Dengan teriakan penuh penyesalan, wadah makanan di tangan Milo terjatuh ke dalam mobil, dan semua pasta di dalamnya tumpah. Yang lebih parah, banyak pasta dan saus yang tumpah di celana dan sepatu kulit Atlas.
"Ada apa?" Setelah melirik Milo sekilas untuk memastikan dia tidak terluka, Atlas bertanya kepada pengemudi dengan suara dingin.
"Maaf, Tuan. Tiba-tiba ada anjing yang menyeberang jalan." Caspian yang bertugas sebagai pengemudi menjawab dengan hormat. Karena berada di area perumahan, wajar saja jika hewan peliharaan tiba-tiba menyeberang.
Beberapa mobil pengawal yang mengikuti mobil Atlas melihat mobil utama berhenti dan langsung meningkatkan kewaspadaan mereka.
Mendengar bahwa itu hanya karena seekor anjing, ekspresi Atlas melunak. Kemudian dia menundukkan kepala dan melihat celana panjang serta sepatu kulitnya yang kotor.
Milo duduk di sana dengan tangan kiri masih dalam posisi memegang wadah dan tangan kanan memegang garpu. Melihat tatapan Atlas yang perlahan tertuju padanya, Milo hampir menangis. Mata hitamnya yang besar berkaca-kaca. "Daddy, maaf!"
Sebenarnya, dia tidak takut Atlas akan memarahinya, tetapi dia merasa sedih karena pasta kesukaannya tumpah.

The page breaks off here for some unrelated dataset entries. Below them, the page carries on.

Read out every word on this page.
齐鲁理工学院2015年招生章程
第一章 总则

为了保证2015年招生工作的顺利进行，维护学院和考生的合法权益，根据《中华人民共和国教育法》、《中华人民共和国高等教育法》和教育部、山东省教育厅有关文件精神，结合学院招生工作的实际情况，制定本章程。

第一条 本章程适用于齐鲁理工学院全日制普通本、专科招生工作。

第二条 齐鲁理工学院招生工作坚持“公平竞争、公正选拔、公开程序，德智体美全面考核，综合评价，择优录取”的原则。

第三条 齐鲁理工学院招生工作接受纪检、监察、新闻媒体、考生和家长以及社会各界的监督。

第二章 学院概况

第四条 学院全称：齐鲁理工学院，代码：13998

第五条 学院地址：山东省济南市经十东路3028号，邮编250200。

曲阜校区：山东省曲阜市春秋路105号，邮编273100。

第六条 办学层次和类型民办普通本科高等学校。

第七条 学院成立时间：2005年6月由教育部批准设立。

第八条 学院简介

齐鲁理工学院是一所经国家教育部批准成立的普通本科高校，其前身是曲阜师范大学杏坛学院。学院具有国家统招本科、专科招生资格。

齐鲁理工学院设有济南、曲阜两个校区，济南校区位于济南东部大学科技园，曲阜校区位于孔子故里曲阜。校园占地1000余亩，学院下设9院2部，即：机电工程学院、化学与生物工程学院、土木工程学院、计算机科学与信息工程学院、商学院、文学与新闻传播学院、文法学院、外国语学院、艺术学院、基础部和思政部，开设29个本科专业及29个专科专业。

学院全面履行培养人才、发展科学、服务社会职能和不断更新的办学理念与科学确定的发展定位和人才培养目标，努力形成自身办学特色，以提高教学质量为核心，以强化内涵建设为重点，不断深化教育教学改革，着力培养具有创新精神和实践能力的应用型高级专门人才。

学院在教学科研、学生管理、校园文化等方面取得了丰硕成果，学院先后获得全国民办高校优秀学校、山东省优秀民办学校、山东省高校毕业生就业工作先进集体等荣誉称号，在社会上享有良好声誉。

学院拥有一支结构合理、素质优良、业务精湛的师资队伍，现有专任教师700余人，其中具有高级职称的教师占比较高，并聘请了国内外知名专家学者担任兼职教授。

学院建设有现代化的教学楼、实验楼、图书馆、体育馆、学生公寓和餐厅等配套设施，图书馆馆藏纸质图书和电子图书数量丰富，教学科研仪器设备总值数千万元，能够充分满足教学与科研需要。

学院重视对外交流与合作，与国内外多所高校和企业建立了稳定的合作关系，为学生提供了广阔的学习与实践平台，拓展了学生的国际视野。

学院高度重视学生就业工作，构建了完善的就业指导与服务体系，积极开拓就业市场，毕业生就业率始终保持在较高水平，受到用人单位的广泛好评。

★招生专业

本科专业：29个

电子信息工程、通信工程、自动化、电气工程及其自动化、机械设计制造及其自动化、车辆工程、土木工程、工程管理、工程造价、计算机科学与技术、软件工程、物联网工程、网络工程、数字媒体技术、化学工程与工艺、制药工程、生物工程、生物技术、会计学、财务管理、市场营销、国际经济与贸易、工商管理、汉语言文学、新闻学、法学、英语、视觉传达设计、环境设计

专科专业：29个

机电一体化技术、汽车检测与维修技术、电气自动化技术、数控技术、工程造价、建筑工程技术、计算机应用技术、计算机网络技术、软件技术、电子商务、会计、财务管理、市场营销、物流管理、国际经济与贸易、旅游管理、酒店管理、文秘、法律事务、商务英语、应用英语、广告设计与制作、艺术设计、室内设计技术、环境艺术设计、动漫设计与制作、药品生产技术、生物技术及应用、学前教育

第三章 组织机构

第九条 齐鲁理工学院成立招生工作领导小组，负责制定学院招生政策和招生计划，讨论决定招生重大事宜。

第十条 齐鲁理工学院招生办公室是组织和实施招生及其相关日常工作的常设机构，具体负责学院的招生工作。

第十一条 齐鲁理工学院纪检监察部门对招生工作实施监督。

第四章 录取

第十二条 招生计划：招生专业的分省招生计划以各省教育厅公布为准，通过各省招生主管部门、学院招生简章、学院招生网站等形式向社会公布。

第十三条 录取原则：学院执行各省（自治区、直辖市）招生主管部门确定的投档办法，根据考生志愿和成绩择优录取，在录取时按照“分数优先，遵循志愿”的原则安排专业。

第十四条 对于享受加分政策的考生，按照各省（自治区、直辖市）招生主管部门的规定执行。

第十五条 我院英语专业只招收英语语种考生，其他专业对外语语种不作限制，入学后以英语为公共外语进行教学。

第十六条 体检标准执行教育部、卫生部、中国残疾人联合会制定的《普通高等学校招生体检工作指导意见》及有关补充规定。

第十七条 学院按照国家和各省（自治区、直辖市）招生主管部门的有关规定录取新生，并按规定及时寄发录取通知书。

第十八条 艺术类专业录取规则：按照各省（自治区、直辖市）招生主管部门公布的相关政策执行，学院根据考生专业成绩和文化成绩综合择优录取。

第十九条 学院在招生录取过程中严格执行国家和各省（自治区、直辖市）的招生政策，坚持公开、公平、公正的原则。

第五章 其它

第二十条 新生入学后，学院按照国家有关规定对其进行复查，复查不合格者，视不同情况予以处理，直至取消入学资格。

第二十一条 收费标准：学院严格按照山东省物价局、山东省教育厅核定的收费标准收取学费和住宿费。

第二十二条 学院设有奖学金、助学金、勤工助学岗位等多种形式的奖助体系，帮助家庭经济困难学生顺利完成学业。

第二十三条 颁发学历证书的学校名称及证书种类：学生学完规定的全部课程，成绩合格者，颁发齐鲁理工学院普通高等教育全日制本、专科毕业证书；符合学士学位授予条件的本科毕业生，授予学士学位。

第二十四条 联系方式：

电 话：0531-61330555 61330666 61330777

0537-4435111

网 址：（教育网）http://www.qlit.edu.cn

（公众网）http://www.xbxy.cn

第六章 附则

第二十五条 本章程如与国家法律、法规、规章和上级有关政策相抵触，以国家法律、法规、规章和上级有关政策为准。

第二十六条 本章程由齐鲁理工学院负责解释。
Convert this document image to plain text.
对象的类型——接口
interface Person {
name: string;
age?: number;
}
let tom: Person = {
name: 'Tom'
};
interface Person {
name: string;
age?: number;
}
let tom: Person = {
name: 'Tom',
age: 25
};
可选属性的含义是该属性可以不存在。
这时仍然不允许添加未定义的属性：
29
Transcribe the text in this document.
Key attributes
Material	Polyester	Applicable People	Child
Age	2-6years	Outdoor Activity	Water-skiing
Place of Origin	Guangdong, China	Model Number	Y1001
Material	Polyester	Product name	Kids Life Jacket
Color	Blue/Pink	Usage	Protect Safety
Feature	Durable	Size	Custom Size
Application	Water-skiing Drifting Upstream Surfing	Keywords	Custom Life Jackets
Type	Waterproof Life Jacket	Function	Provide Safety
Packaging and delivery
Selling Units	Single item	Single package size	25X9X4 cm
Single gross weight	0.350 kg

Atlas melihat air mata di sudut mata putranya, hatinya melembut. Dia menghela napas pelan, mengulurkan tangan untuk menghapus setetes air mata di sudut mata Milo, dan berkata dengan suara rendah, "Kenapa menangis? Aku tidak memarahi mu."
Milo memasukkan garpu ke mulutnya dan menjilatnya, tidak mau kehilangan rasa terakhir. Kemudian dia menghirup hidungnya dan berkata, "Terima kasih, Daddy."
"Tuan, perlu ganti mobil?" tanya Caspian dari depan.
"Tidak, lanjutkan saja."
"Baik."
***
Atlas dan Milo baru pergi kurang dari lima menit ketika Nora pulang. Dia melihat tiga set piring dan garpu di meja yang belum dibersihkan Claire, dan sebuah piring dengan sedikit sisa makanan. Dia menatap Claire yang berdiri di depan wastafel dapur, tampaknya sedang mencuci piring tetapi sebenarnya sedang melamun, dan tidak bisa menahan senyum.
"Aku mencium bau laki-laki di sini!" Nora menghampiri, merangkul bahu Claire dan bergurau sambil tersenyum.
Claire, yang masih bertanya-tanya mengapa Atlas datang sendiri untuk menjemput Milo, tiba-tiba tersadar dan menoleh ke arah Nora. "Kau sudah pulang. Mau makan apa?"
"Astaga!"
Ketika Claire menoleh dan Nora melihat perban yang membalut dahinya, ekspresi wajahnya langsung berubah. Dia mengangkat tangan untuk membalik kepala Claire, hendak memeriksa luka di dahinya dengan seksama, ketika tiba-tiba menemukan beberapa goresan di belakang telinganya, Nora marah. "Siapa yang melakukan ini?"